The film captures the details of the construction of one of these buildings, its evolution and the complications it faced because of its placement next to the coast and below sea level. Simulating the movement of a crane, the camera delves from the exterior into the foul depths of the building. It is a descent into hell —as the artists themselves have defined it— that reveals the foundations of this type of architecture: uncomfortable spaces where discarded objects and seawater mix, a combination that turns it into sewage which must be drained constantly.
The building, a symbol of the problems created by this kind of human interference in the natural environment, is taken by Raffini and Pugnaire as the pretext and context to explore the process of transformation of material. Human creation is first of all matter. By filming the construction elements in different stages of development in the form of objet(s) trouvé(s), they articulate a discourse on the metamorphosis of materials.
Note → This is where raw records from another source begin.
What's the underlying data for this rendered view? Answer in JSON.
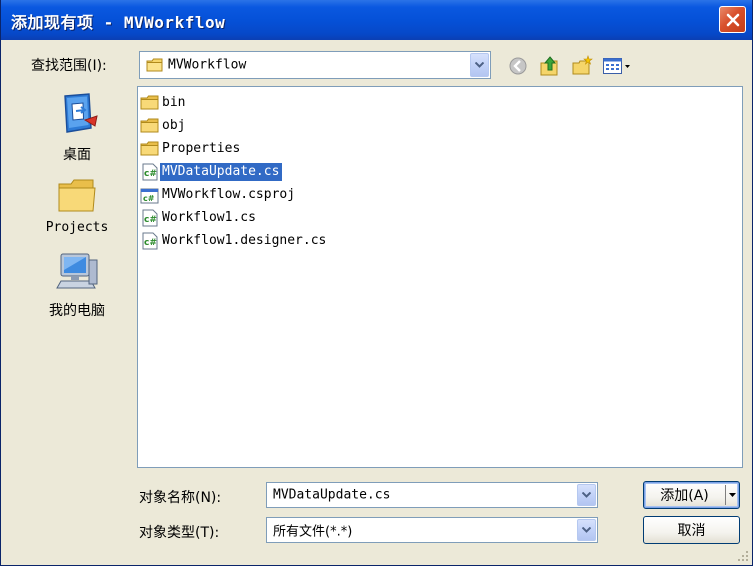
{
  "window": {
    "title": "添加现有项 - MVWorkflow"
  },
  "lookin": {
    "label": "查找范围(I):",
    "value": "MVWorkflow"
  },
  "toolbar": {
    "icons": [
      "back-icon",
      "up-folder-icon",
      "new-folder-icon",
      "view-menu-icon"
    ]
  },
  "places": [
    {
      "label": "桌面",
      "icon": "desktop-icon"
    },
    {
      "label": "Projects",
      "icon": "folder-icon"
    },
    {
      "label": "我的电脑",
      "icon": "my-computer-icon"
    }
  ],
  "files": [
    {
      "name": "bin",
      "type": "folder"
    },
    {
      "name": "obj",
      "type": "folder"
    },
    {
      "name": "Properties",
      "type": "folder"
    },
    {
      "name": "MVDataUpdate.cs",
      "type": "cs",
      "selected": true
    },
    {
      "name": "MVWorkflow.csproj",
      "type": "csproj"
    },
    {
      "name": "Workflow1.cs",
      "type": "cs"
    },
    {
      "name": "Workflow1.designer.cs",
      "type": "cs"
    }
  ],
  "filename": {
    "label": "对象名称(N):",
    "value": "MVDataUpdate.cs"
  },
  "filetype": {
    "label": "对象类型(T):",
    "value": "所有文件(*.*)"
  },
  "buttons": {
    "add": "添加(A)",
    "cancel": "取消"
  },
  "colors": {
    "titlebar": "#0551d8",
    "selection": "#316ac5",
    "close": "#d8502c",
    "dialog": "#ece9d8"
  }
}
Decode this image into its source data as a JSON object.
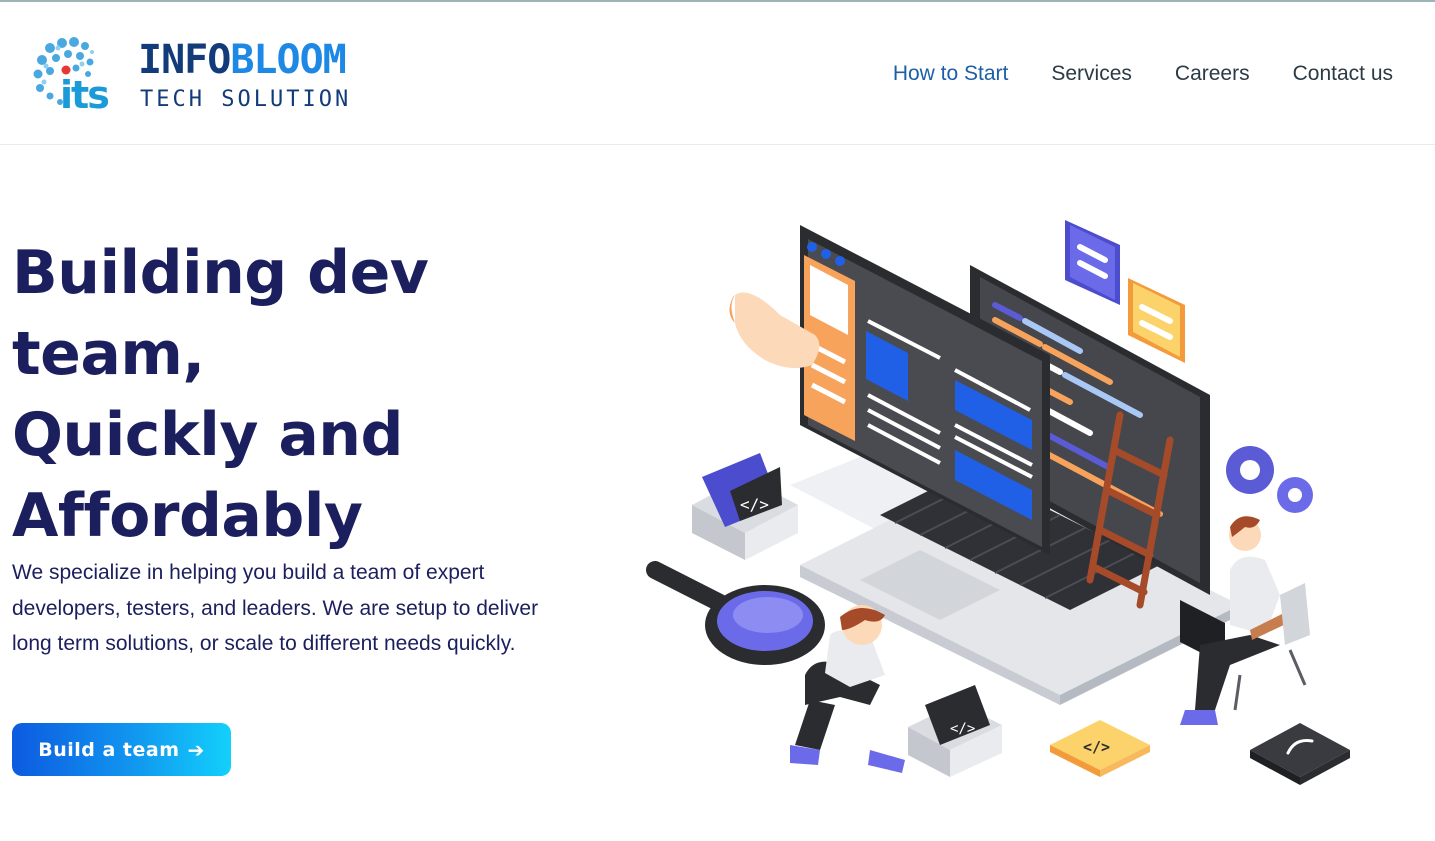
{
  "brand": {
    "name_part1": "INFO",
    "name_part2": "BLOOM",
    "tagline": "TECH SOLUTION",
    "mark_letters": "its"
  },
  "nav": {
    "items": [
      {
        "label": "How to Start",
        "active": true
      },
      {
        "label": "Services",
        "active": false
      },
      {
        "label": "Careers",
        "active": false
      },
      {
        "label": "Contact us",
        "active": false
      }
    ]
  },
  "hero": {
    "title_lines": [
      "Building dev",
      "team,",
      "Quickly and",
      "Affordably"
    ],
    "description": "We specialize in helping you build a team of expert developers, testers, and leaders. We are setup to deliver long term solutions, or scale to different needs quickly.",
    "cta_label": "Build a team",
    "cta_icon": "arrow-right-icon"
  },
  "illustration": {
    "code_tag": "</>"
  },
  "colors": {
    "heading": "#1b1f5e",
    "nav_active": "#1c5fa8",
    "nav_text": "#2c3a44",
    "cta_gradient_start": "#0d5ae0",
    "cta_gradient_end": "#13d0fb",
    "accent_purple": "#5b5bd6",
    "accent_orange": "#f7a35c",
    "accent_yellow": "#fcd36b"
  }
}
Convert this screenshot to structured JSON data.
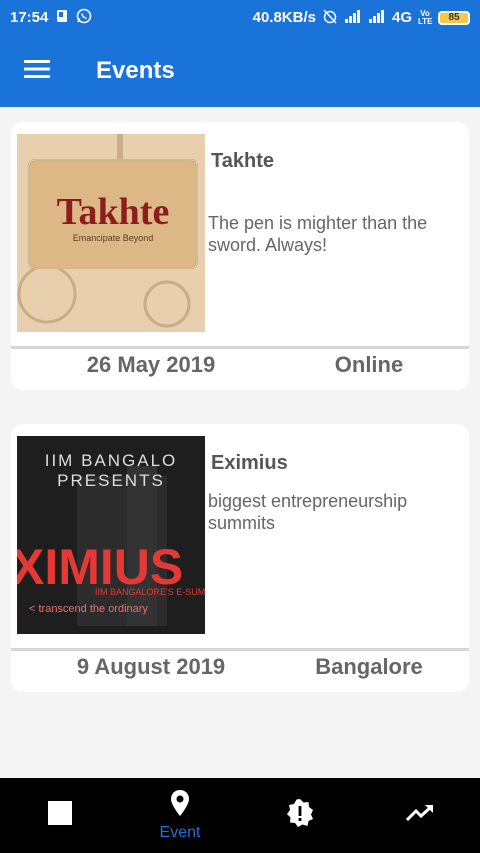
{
  "status_bar": {
    "time": "17:54",
    "network_speed": "40.8KB/s",
    "network_type": "4G",
    "volte": "Vo LTE",
    "battery": "85",
    "icons": [
      "sim-card-icon",
      "whatsapp-icon",
      "alarm-off-icon",
      "signal-icon",
      "signal-icon",
      "battery-icon"
    ]
  },
  "app_bar": {
    "title": "Events",
    "menu_icon": "hamburger-menu-icon"
  },
  "events": [
    {
      "title": "Takhte",
      "description": "The pen is mighter than the sword. Always!",
      "date": "26 May 2019",
      "location": "Online",
      "image_text": "Takhte",
      "image_subtext": "Emancipate Beyond"
    },
    {
      "title": "Eximius",
      "description": "biggest entrepreneurship summits",
      "date": "9 August 2019",
      "location": "Bangalore",
      "image_text": "XIMIUS",
      "image_header": "IIM BANGALO PRESENTS",
      "image_subtext": "IIM BANGALORE'S E-SUM",
      "image_tagline": "< transcend the ordinary"
    }
  ],
  "bottom_nav": {
    "items": [
      {
        "icon": "square-icon",
        "label": ""
      },
      {
        "icon": "location-pin-icon",
        "label": "Event"
      },
      {
        "icon": "alert-badge-icon",
        "label": ""
      },
      {
        "icon": "trending-up-icon",
        "label": ""
      }
    ],
    "active_index": 1
  },
  "colors": {
    "primary": "#1a73d9",
    "background": "#f4f4f4",
    "nav_background": "#000000"
  }
}
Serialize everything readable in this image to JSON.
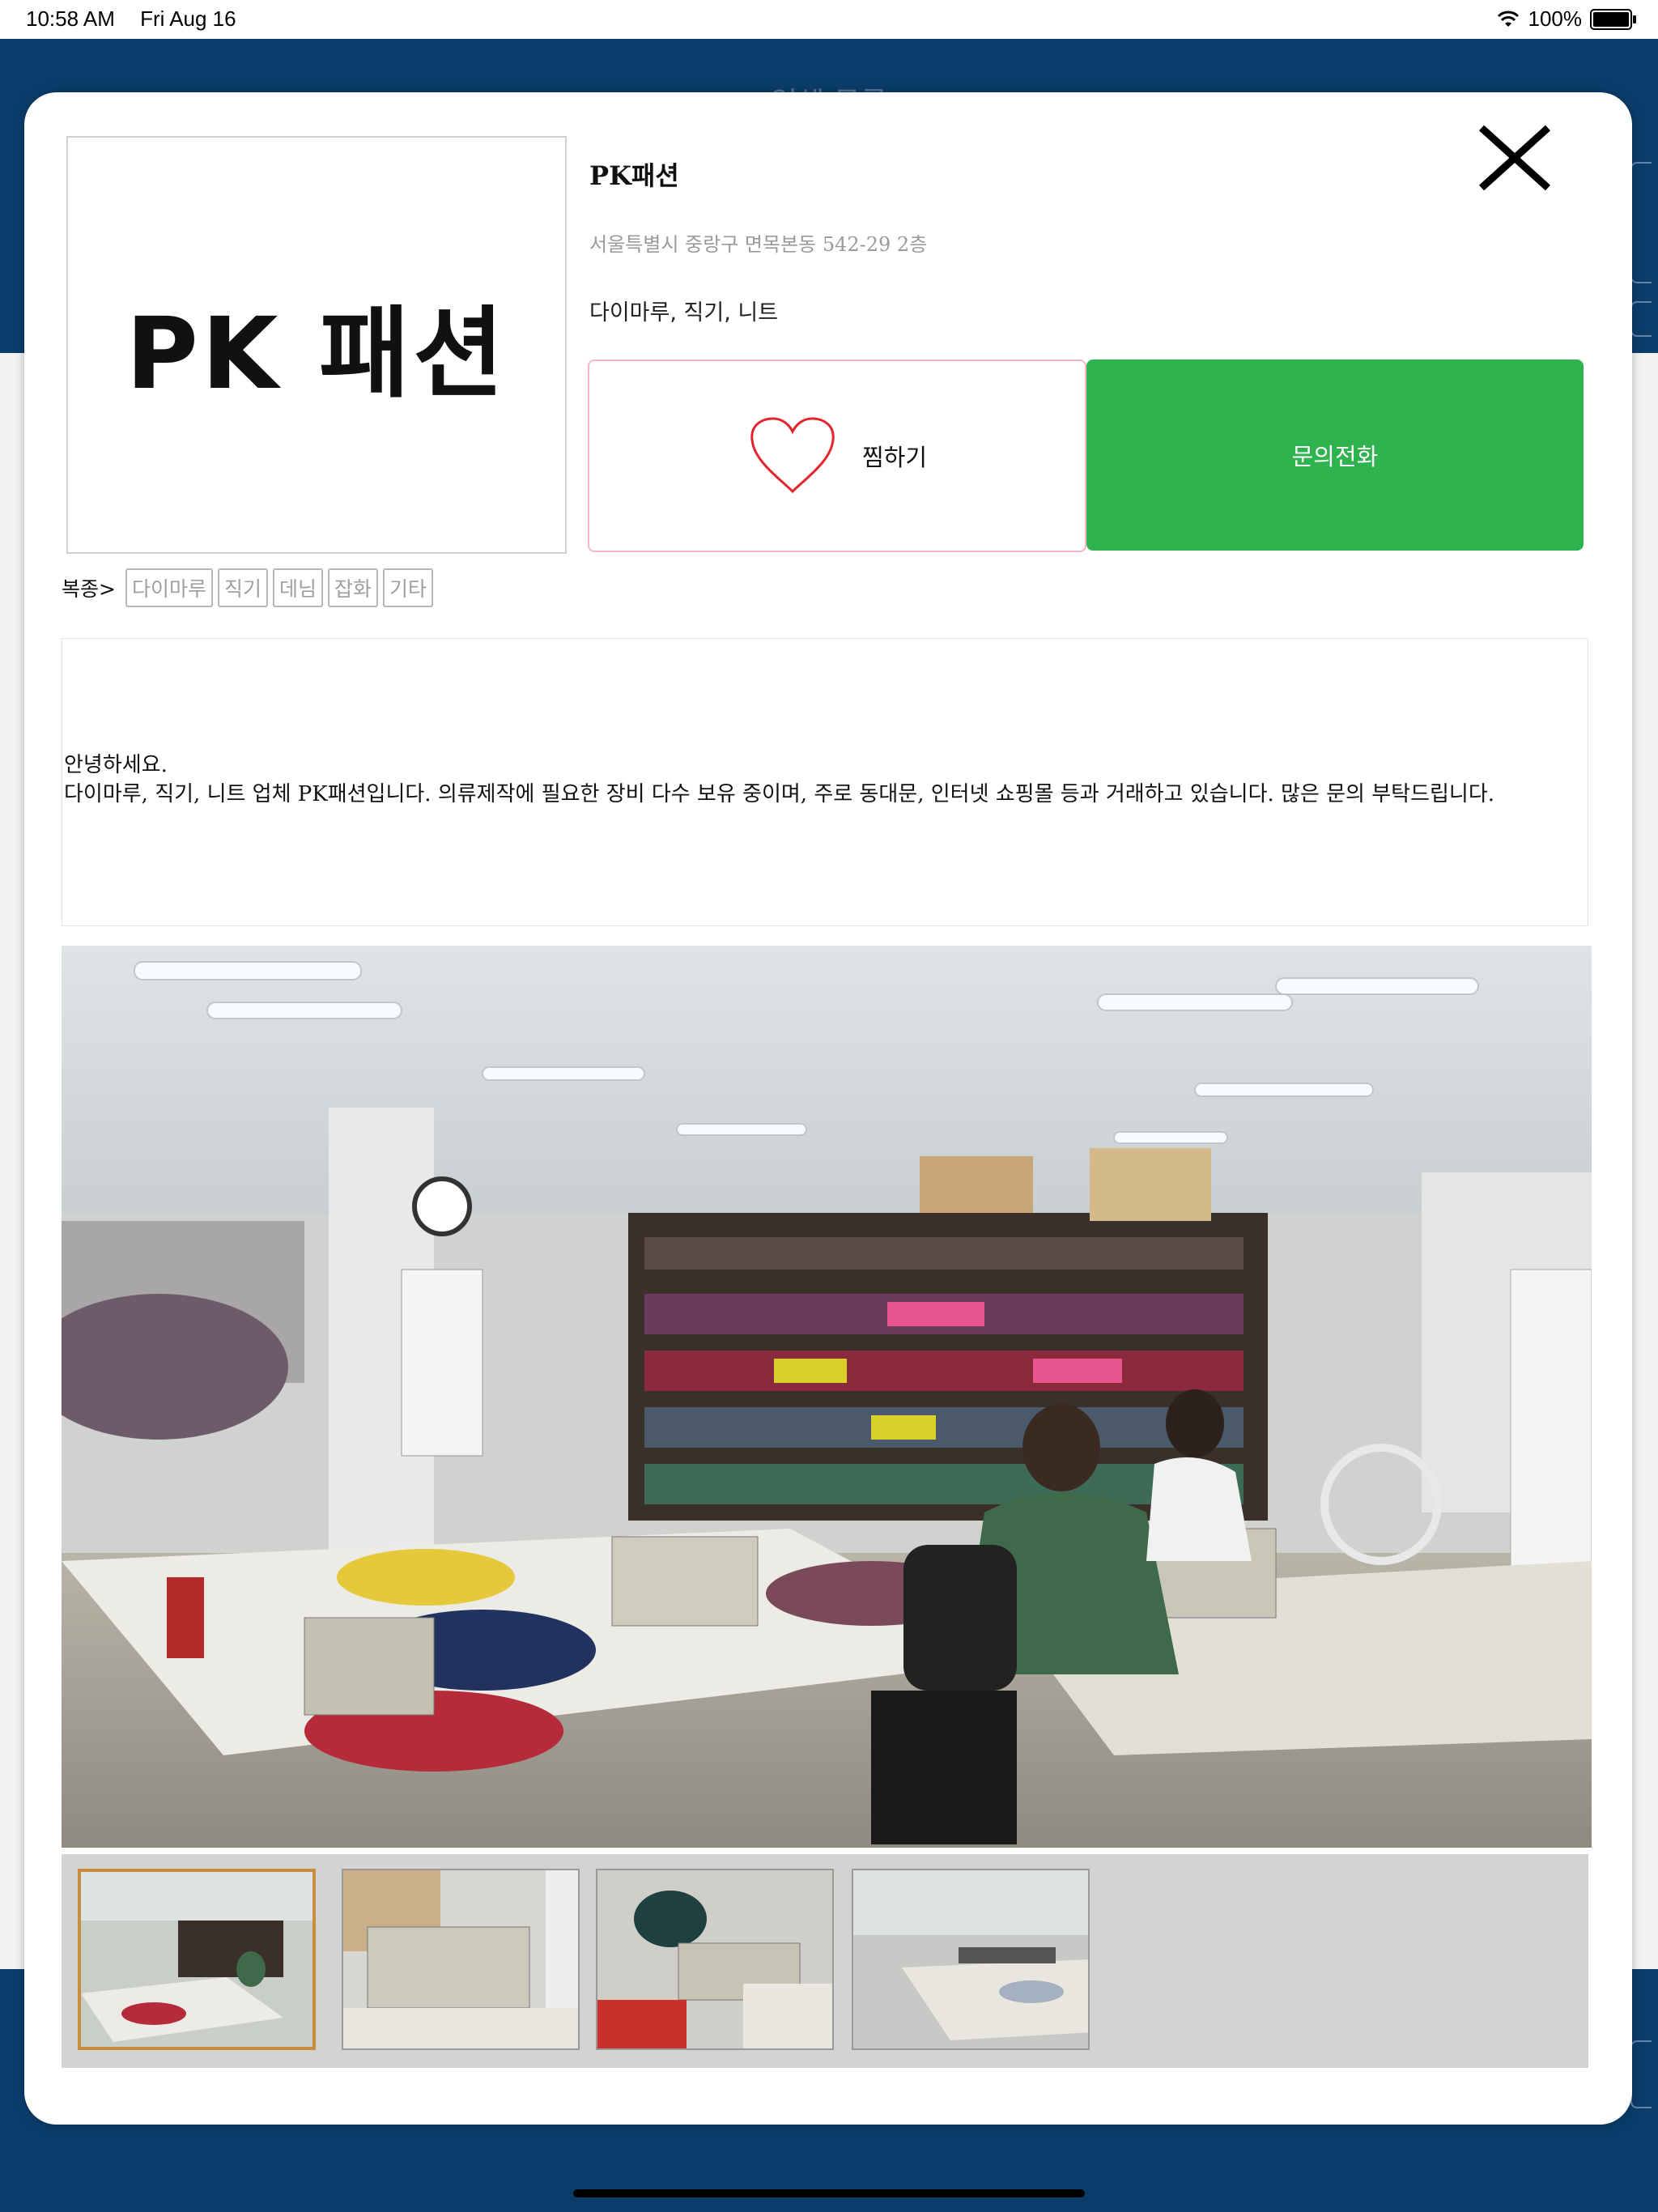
{
  "status_bar": {
    "time": "10:58 AM",
    "date": "Fri Aug 16",
    "battery": "100%",
    "battery_level": 1.0
  },
  "background": {
    "header_title": "업체 목록"
  },
  "shop": {
    "logo_text": "PK 패션",
    "name": "PK패션",
    "address": "서울특별시 중랑구 면목본동 542-29 2층",
    "categories": "다이마루, 직기, 니트",
    "wish_label": "찜하기",
    "call_label": "문의전화",
    "fabric_label": "복종>",
    "fabric_tags": [
      "다이마루",
      "직기",
      "데님",
      "잡화",
      "기타"
    ],
    "description_line1": "안녕하세요.",
    "description_line2": "다이마루, 직기, 니트 업체 PK패션입니다. 의류제작에 필요한 장비 다수 보유 중이며, 주로 동대문, 인터넷 쇼핑몰 등과 거래하고 있습니다. 많은 문의 부탁드립니다."
  },
  "icons": {
    "close": "close-icon",
    "heart": "heart-icon",
    "wifi": "wifi-icon",
    "battery": "battery-icon"
  },
  "colors": {
    "accent_green": "#2eb34f",
    "nav_blue": "#0b3d6b",
    "wish_border": "#f3b6c8",
    "heart_red": "#e3262d",
    "active_thumb_border": "#c98d3e"
  },
  "gallery": {
    "selected_index": 0,
    "thumbnail_count": 4
  }
}
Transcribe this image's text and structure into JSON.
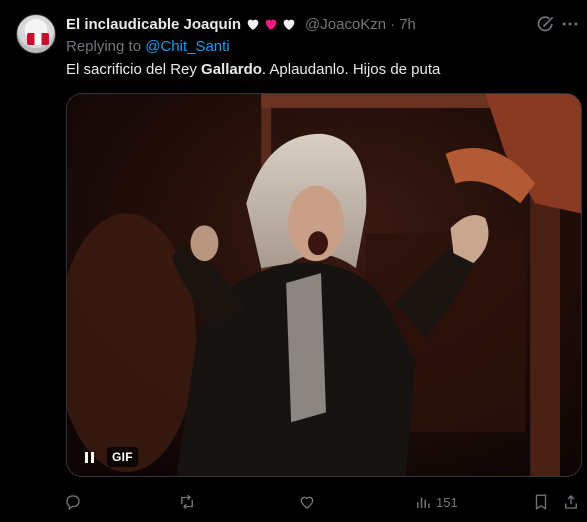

Their work is carried out by evidencing the mutation process that materials undergo: on the one hand, this process is intentional and taken to an extreme through human intervention; on the other, it comes into being unforeseen and accidentally, through the inherent conditions of the natural world.
Through their presentation of these mutations, the artists beg the question about the future of these industrial objects, a central theme in their later collaborations. We are living in rushed times, in the Anthropocene era. In the video, the acceleration of internal temporalities becomes a metaphor for the effects in geological time, and an ally of ecological discourse.